Before downgrading from Spotify Premium, 26-year-old Isra listened to roughly 800,000 minutes of music in 2023. “My friends would laugh at how high my Spotify Wrapped numbers were, and I started to grasp just how reliant I was on music,” she says. Since stepping back, she’s noticed that she feels more confident in her thoughts and decisions simply because she can hear herself. “I have more confidence in my ideas, direction, and what I am supposed to be doing in the moment – even in the long term.”

Isra describes her former relationship with music as an addiction. To replace it, she now listens to audiobooks, something that supports her work as a writer. Shaz has made a similar shift, turning to podcasts, Islamic lectures, and the Quran as part of a deeper commitment to her faith. While these are still forms of audio input, they represent a more deliberate way of listening. For both, the goal isn’t distraction but intention. Still, it’s worth asking: Are they engaging with these mediums fully, or are these just another form of ambient distraction? Is the goal truly mindful listening or simply replacing one kind of noise with another?

Quitting music feels like a fog has been lifted from my brain. I feel like I have more clarity to think. I’ve become so much more reflective simply because I’m no longer in this daydream state of being – Shaz 

Some view this turn towards abstention and self-restraint as a sign of Gen Z’s quiet slide into conservatism. Article upon article has been written linking Gen Z’s obsession with self-optimisation, gym culture and digital minimalism to right-wing ideology. In one of her most recent Substack essays, Lamm writes that she’s come to realise that aspects of her anti-tech activism are conservative. She discovered this when she attended a conference hosted by the right-wing organisation Alliance for Responsible Citizenship, which Jordan Peterson co-founded. She planned to attend the conference and write a takedown but found herself at times agreeing with some of the speakers. One in particular who quoted the French philosopher Simone Weil: “Attention is the rarest and purest form of generosity.” Lamm concluded that both conservatism and anti-tech activism share a desire to return to “an earlier, superior age”.

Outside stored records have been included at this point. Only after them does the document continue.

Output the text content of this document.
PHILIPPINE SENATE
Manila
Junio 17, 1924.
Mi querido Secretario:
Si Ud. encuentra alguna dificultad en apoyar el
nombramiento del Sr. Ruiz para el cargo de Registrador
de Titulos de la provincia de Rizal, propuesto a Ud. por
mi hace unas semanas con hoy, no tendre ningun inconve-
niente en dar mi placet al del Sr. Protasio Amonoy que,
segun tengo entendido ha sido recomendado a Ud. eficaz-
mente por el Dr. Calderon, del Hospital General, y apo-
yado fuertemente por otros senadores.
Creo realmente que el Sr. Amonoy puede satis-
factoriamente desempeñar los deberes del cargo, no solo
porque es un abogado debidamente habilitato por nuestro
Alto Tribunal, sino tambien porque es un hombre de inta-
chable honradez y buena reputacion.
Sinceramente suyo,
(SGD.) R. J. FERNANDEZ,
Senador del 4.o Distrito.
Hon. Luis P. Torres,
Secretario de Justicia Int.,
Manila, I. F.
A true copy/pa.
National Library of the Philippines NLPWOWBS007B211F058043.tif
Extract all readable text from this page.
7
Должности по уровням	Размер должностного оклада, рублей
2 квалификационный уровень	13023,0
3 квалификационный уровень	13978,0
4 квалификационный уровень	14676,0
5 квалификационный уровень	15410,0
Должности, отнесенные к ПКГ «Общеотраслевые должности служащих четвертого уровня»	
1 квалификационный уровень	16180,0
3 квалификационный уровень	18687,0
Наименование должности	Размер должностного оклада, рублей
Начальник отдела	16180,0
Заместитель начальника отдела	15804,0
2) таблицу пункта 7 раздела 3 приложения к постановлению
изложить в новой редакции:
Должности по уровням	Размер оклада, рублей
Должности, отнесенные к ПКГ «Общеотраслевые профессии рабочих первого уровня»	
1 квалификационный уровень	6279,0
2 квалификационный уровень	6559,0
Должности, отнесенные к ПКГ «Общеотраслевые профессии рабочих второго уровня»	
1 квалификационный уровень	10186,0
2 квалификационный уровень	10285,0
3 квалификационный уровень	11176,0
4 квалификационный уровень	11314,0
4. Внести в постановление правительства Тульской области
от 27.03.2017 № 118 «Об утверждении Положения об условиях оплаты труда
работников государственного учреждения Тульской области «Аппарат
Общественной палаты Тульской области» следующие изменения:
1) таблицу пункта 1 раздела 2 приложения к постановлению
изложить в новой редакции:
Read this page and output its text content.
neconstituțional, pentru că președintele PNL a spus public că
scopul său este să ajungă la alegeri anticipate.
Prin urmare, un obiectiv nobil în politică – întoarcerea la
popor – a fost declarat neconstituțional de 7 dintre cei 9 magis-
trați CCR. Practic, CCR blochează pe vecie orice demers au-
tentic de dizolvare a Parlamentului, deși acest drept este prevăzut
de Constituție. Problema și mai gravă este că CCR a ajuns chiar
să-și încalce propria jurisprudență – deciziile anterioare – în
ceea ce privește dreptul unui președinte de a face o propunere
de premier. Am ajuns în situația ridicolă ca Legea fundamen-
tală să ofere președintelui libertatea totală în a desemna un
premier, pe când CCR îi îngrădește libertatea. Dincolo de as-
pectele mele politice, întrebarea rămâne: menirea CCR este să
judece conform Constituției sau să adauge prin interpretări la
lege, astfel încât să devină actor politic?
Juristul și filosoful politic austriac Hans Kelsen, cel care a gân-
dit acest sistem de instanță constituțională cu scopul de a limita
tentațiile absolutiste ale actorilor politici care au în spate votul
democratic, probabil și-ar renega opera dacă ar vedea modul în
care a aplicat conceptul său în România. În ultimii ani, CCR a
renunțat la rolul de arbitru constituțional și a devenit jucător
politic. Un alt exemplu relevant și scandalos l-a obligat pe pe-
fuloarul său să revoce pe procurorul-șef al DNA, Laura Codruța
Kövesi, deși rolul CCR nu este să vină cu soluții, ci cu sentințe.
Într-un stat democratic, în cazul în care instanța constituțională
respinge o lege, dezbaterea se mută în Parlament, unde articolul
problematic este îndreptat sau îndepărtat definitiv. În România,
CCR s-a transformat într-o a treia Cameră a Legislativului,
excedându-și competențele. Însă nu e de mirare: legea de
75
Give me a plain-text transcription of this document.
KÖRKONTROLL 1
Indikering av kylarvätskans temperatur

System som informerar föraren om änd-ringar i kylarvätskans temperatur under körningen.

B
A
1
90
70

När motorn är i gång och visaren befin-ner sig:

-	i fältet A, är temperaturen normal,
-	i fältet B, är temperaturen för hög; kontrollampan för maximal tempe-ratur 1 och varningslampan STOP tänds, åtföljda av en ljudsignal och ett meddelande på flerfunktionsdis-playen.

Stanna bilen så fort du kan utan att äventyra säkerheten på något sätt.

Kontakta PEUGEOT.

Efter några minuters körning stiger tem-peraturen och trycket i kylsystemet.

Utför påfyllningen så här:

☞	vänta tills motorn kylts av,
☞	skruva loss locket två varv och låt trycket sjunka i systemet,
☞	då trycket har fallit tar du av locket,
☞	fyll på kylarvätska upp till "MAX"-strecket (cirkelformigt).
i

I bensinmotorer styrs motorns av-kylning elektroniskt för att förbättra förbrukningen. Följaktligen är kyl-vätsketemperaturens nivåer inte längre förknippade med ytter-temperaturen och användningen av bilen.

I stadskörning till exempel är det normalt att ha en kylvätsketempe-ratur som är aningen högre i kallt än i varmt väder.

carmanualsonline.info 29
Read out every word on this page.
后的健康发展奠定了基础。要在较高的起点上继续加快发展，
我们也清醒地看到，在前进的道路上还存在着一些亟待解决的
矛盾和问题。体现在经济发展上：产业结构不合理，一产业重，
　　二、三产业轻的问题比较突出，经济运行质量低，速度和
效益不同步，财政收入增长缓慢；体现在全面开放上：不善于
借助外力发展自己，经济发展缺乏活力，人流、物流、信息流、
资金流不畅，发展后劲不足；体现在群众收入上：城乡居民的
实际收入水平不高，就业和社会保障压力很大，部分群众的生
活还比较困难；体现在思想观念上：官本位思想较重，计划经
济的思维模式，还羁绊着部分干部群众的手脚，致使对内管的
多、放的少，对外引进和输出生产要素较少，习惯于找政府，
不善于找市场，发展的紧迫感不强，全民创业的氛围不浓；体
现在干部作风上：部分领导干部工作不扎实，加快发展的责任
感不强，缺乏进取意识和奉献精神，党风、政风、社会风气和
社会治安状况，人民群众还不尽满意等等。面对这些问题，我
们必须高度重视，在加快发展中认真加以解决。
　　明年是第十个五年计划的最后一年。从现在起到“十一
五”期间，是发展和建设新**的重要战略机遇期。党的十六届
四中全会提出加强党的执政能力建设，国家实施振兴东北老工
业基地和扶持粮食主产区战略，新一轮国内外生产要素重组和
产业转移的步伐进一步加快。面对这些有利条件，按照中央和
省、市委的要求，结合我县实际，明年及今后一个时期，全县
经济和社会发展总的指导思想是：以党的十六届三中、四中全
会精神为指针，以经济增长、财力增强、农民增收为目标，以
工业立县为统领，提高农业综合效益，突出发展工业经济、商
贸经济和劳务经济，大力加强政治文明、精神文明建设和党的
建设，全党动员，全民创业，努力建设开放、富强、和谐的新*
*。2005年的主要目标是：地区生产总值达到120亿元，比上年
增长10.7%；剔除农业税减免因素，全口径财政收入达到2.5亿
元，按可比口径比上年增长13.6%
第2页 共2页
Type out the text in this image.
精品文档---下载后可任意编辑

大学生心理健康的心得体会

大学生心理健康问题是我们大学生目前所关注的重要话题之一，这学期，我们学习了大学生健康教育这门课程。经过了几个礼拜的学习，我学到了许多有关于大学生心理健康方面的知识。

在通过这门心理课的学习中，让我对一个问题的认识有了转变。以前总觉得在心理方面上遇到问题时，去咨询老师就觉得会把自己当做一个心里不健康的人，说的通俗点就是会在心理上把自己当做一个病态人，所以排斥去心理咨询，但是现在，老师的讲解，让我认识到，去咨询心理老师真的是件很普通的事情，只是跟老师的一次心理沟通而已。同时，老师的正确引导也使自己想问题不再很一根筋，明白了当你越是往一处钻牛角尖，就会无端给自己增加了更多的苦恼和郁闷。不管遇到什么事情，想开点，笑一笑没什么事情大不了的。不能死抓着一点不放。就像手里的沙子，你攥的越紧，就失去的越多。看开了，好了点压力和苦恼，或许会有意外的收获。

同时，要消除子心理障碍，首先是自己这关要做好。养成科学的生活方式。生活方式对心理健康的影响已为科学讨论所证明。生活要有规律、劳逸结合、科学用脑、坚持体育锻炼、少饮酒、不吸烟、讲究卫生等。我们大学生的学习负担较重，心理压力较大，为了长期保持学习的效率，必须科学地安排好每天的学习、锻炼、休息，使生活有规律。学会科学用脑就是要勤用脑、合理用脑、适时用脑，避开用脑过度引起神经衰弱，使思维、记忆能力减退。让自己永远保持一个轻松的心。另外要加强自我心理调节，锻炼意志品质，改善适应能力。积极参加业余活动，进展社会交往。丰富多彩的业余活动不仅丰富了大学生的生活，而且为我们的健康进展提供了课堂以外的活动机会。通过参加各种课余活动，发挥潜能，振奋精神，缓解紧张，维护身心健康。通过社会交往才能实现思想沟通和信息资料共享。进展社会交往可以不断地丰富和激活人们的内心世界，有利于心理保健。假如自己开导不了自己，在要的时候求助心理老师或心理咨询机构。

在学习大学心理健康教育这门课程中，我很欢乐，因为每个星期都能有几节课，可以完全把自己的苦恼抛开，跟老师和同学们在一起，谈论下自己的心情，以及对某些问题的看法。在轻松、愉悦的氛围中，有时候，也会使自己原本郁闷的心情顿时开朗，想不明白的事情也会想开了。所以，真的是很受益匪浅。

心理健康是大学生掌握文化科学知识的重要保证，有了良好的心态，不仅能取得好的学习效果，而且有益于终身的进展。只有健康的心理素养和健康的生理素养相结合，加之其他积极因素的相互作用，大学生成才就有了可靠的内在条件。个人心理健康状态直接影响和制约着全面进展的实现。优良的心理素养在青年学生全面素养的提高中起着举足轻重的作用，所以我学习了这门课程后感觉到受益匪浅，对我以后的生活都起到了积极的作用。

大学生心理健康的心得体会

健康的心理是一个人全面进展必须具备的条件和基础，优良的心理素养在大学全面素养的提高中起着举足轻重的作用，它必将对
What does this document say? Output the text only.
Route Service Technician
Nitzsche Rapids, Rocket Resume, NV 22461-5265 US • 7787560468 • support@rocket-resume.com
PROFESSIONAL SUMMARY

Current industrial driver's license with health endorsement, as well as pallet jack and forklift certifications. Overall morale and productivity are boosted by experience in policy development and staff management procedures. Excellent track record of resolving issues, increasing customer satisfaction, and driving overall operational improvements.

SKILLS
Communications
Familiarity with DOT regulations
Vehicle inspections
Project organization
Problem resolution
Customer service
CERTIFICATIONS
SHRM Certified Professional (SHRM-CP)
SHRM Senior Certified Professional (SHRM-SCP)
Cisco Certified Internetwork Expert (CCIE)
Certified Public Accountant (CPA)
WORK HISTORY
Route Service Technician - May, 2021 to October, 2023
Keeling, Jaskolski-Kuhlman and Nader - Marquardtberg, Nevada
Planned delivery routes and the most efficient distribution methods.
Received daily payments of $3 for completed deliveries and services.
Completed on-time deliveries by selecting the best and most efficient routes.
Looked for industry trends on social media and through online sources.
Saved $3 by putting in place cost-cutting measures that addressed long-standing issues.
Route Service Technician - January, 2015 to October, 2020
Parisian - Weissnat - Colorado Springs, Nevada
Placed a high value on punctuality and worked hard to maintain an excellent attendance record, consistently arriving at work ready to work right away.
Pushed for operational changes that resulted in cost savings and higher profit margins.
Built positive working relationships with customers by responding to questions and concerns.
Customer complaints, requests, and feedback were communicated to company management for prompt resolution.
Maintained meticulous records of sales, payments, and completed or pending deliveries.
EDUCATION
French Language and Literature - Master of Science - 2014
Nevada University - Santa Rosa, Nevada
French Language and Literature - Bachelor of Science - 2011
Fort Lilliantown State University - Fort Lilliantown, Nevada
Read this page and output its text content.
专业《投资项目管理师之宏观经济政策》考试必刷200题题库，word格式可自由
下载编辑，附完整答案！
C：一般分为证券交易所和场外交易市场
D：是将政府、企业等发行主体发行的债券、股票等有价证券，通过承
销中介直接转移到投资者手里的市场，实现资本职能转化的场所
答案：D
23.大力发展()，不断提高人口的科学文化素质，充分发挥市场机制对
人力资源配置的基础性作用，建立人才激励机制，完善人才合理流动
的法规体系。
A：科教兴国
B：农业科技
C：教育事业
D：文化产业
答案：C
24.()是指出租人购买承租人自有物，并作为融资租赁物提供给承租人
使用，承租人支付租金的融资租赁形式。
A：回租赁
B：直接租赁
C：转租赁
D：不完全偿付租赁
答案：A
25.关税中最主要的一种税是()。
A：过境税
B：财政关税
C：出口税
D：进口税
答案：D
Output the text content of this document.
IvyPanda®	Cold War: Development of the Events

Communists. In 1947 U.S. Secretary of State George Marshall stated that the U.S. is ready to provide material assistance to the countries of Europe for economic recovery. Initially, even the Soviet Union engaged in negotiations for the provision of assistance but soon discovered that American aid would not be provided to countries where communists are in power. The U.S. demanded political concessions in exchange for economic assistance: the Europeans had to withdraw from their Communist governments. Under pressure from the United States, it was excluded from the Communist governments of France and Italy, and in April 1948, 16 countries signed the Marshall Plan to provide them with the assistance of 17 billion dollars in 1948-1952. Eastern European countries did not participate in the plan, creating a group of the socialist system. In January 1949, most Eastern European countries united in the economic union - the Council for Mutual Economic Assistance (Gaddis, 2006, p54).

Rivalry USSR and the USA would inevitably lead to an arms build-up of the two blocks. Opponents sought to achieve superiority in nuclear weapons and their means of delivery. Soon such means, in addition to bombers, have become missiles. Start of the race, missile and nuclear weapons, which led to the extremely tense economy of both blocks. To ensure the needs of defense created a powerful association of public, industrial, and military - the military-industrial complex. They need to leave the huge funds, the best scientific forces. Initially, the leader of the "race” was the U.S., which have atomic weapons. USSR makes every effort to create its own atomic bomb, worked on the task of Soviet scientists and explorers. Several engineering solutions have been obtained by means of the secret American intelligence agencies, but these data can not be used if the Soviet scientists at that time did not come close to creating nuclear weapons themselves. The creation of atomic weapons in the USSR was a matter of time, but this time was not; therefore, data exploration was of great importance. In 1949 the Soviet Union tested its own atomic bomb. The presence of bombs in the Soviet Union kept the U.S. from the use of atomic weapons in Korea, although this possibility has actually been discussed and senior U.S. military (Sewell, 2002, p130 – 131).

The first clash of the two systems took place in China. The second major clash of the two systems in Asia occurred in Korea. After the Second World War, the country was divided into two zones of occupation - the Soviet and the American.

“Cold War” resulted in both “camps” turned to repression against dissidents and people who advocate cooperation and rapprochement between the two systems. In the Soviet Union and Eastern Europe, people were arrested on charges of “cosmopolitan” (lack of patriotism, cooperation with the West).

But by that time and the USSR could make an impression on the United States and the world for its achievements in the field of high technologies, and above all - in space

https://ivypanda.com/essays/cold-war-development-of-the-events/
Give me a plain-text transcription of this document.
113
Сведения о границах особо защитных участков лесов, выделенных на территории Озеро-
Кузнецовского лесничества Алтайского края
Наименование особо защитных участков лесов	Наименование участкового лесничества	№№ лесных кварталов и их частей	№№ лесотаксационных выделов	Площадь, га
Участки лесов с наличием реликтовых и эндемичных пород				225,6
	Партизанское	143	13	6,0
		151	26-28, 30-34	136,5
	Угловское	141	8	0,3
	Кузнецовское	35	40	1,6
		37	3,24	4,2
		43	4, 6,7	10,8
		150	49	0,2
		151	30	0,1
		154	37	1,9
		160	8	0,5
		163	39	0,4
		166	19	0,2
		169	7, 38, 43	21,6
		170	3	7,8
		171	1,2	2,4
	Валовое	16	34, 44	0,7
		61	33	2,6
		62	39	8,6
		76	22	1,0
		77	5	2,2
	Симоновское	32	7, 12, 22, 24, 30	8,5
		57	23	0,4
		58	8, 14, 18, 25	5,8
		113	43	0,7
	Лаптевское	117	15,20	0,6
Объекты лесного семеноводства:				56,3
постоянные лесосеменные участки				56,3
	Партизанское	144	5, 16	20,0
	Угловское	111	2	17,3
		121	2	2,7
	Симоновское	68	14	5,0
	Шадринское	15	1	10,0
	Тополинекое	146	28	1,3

But the values at play here aren’t so easily mapped onto a political binary. While some conservatives may yearn for a “simpler time”, that past is a myth. As writer K Wilson argues in their article, “Why the Right Constantly Panics Over Societal ‘Decadence for Current Affairs, the right’s obsession with societal decline is rooted in a fantasy of a golden age that never truly existed. Furthermore, the pushback against algorithmic living isn’t about reviving an imagined past but about imagining a different kind of future, where we are more alert to our surroundings and are not at the mercy of evil tech overlords.

Ultimately, what’s being sought is agency, the ability to choose how we spend our time, what we consume and why. In a world of constant noise and algorithmic influence, stepping away from music isn’t about rejecting the art form itself but resisting the passive, often compulsive habits surrounding it. For people like Shaz and Isra, stepping back is a way of stepping in: into presence, clarity and even discomfort. The point isn’t necessarily to abandon music but to relearn how to listen, with intention and the understanding that silence can be just as meaningful.